Well, I finally got the mac to show up as an attached device in my router, but there is no IP shown.

When I connect to the assigned IP/upload.cgi, I get the upload page, but it refuses to upload the file, unlike when I connected directly to the card.  :Frown: 

ETA: it finally uploaded the file Yay!

Just took a long time.

Not sure why the IP won't display in the router table.

ETA: seems to disconnect before or after uploading the file.

Thanks Mj!

----------


## robosmith

So, the next problem is, the printer won't recognize any files on the 8GB flash card.

Do I need to flash Sailfish?

----------


## Mjolinor

You need to put the other web page on it so you can drag and drop and also delete from the same page.

----------


## robosmith

> You need to put the other web page on it so you can drag and drop and also delete from the same page.


How does that help the printer read the files on the card?

There are 2 .x3g files in the root, but when I choose Build from SD, all it shows is "menu exit."

----------


## Mjolinor

> How does that help the printer read the files on the card?
> 
> There are 2 .x3g files in the root, but when I choose Build from SD, all it shows is "menu exit."


That was a response to your previous post.

I do have Sailfish, I have no idea if that is your problem but really for lots of reasons you should be using Sailfish anyway.

----------


## robosmith

> That was a response to your previous post.
> 
> I do have Sailfish, I have no idea if that is your problem but really for lots of reasons you should be using Sailfish anyway.


I plan to flash it eventually, but right now, I'm still under warranty and flashing Sailfish may void it.

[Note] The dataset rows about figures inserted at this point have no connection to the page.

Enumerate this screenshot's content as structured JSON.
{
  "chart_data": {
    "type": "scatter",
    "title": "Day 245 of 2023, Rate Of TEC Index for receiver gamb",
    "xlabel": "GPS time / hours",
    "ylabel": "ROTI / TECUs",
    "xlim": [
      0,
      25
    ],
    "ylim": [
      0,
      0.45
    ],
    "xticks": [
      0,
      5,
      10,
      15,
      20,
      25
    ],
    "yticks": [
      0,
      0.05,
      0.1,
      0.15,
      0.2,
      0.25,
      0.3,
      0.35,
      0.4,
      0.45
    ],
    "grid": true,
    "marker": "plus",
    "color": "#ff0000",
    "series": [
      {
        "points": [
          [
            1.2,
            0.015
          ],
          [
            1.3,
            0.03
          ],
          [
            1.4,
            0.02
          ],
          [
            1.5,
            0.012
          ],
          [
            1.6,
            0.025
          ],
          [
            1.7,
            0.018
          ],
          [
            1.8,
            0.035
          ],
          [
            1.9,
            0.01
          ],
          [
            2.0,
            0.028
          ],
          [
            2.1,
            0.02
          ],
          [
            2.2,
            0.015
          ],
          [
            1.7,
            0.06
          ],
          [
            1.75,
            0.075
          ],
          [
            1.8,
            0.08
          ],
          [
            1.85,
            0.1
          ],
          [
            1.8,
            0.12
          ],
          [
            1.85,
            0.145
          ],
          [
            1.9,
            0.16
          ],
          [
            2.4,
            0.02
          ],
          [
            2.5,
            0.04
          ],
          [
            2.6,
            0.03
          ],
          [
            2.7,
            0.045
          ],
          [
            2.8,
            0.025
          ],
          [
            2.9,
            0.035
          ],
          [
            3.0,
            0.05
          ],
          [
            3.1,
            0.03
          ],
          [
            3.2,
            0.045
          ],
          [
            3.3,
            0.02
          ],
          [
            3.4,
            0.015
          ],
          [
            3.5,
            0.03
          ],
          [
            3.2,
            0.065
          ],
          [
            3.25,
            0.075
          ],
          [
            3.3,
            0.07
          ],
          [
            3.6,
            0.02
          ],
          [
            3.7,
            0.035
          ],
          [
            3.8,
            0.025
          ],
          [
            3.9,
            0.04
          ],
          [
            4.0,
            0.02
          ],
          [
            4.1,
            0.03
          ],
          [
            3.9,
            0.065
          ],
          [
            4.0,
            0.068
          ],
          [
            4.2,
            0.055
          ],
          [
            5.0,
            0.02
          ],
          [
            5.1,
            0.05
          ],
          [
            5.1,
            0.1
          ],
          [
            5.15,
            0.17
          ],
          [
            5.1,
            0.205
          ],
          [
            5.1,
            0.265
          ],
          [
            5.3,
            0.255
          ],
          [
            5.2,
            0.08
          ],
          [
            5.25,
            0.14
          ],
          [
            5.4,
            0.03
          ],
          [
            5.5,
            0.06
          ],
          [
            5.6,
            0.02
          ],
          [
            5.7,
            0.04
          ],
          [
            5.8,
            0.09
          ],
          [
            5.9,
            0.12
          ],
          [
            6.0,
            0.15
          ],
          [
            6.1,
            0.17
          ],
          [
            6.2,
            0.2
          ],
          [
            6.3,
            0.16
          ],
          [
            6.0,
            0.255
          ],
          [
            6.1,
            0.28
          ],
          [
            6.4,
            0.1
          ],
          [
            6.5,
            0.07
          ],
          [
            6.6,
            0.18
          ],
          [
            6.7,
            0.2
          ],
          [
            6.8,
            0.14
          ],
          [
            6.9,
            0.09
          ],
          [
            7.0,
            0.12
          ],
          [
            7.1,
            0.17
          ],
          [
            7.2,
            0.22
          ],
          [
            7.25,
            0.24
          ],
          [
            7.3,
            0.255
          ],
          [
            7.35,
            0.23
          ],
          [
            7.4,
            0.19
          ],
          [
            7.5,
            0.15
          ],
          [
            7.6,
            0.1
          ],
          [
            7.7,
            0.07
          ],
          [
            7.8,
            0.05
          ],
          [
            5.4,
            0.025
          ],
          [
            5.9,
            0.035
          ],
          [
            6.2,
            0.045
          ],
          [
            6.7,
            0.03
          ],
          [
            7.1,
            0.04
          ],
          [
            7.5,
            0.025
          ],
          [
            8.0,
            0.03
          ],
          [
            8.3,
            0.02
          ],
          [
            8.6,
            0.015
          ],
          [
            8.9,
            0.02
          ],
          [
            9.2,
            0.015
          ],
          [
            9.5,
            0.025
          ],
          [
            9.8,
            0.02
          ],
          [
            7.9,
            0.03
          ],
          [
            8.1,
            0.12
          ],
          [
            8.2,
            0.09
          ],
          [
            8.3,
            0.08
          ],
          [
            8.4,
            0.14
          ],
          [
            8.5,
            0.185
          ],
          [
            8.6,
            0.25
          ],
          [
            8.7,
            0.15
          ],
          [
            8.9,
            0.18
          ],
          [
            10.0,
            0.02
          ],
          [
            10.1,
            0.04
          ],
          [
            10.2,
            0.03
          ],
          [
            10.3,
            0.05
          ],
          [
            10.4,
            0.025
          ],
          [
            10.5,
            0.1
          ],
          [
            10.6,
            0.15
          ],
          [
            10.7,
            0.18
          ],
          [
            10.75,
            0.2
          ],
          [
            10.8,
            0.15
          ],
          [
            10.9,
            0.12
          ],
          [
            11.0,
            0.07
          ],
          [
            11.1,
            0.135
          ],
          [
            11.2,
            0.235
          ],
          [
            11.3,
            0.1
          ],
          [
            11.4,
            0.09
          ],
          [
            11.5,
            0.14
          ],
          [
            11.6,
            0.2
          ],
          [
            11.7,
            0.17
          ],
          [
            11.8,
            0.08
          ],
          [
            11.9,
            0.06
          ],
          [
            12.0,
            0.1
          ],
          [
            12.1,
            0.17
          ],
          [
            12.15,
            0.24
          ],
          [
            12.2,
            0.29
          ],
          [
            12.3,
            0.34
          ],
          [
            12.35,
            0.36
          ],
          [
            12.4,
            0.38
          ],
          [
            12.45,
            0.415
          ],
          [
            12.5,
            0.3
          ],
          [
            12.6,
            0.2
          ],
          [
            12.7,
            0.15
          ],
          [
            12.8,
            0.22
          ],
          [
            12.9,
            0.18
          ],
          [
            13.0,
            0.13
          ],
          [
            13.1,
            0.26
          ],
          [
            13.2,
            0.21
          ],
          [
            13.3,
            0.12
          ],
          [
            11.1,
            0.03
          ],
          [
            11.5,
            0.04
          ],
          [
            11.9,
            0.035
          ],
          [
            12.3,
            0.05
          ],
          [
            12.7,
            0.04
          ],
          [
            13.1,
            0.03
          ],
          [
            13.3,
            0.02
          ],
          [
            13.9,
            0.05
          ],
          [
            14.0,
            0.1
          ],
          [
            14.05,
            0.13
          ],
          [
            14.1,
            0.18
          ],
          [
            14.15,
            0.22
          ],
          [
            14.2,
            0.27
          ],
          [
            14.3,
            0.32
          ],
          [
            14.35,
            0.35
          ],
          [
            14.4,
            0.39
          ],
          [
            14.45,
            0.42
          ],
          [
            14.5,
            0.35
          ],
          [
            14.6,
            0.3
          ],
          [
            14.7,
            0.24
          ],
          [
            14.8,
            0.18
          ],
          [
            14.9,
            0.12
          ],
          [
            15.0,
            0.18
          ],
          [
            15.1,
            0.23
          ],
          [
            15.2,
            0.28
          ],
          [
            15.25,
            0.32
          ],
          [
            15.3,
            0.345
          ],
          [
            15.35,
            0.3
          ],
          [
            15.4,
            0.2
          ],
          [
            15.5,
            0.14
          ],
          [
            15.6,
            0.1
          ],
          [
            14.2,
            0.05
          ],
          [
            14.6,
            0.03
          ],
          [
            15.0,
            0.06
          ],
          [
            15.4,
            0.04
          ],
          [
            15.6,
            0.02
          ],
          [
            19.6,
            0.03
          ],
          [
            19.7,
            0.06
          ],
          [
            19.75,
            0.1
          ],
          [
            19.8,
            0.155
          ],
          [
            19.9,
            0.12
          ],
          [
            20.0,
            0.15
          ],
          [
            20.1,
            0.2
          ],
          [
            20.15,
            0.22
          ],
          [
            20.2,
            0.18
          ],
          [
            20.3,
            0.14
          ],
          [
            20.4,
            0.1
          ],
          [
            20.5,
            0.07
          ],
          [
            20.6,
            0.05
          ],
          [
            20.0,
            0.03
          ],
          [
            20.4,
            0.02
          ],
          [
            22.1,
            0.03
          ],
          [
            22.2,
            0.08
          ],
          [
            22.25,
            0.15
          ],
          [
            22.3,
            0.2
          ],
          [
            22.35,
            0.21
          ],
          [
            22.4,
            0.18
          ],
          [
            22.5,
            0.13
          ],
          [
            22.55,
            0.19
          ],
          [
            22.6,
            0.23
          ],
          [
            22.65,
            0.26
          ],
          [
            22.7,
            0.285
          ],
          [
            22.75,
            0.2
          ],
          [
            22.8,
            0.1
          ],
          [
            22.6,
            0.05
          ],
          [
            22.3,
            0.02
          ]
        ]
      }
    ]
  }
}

I guess I need to call Monoprice tech support and ask why their printer won't read files on an 8GB card.

----------


## robosmith

> You need to put the other web page on it so you can drag and drop and also delete from the same page.


Could you elaborate on "the other web page"? All I could find is the python script and some upload.cgi options.

----------


## Mjolinor

It is not just a Python script. It is a new front end HTML file.

http://www.extrud3d.com/sites/defaul...AirUI_v0.2.zip

----------


## robosmith

Apparently the Monoprice Creator X rebrand is not compatible with the 8GB Flashair, and they won't even tell me about their firmware.

The info states the firmware is v1.2. I'd like to try Sailfish, but I'll need the stock firmware install to revert, in case of problems.

Can anyone here tell me about this and/or where to get the stock firmware install?

ETA: I did a full format on the card (quick format didn't work) and now the printer can read the .x3g files and connect to the router.

----------


## Mjolinor

You should still see if Sailfish will work. Go and read "Jetguy" posts in the Wanhao ( and other) google groups. You will probably have to read a lot of tripe but the answers will be there I think.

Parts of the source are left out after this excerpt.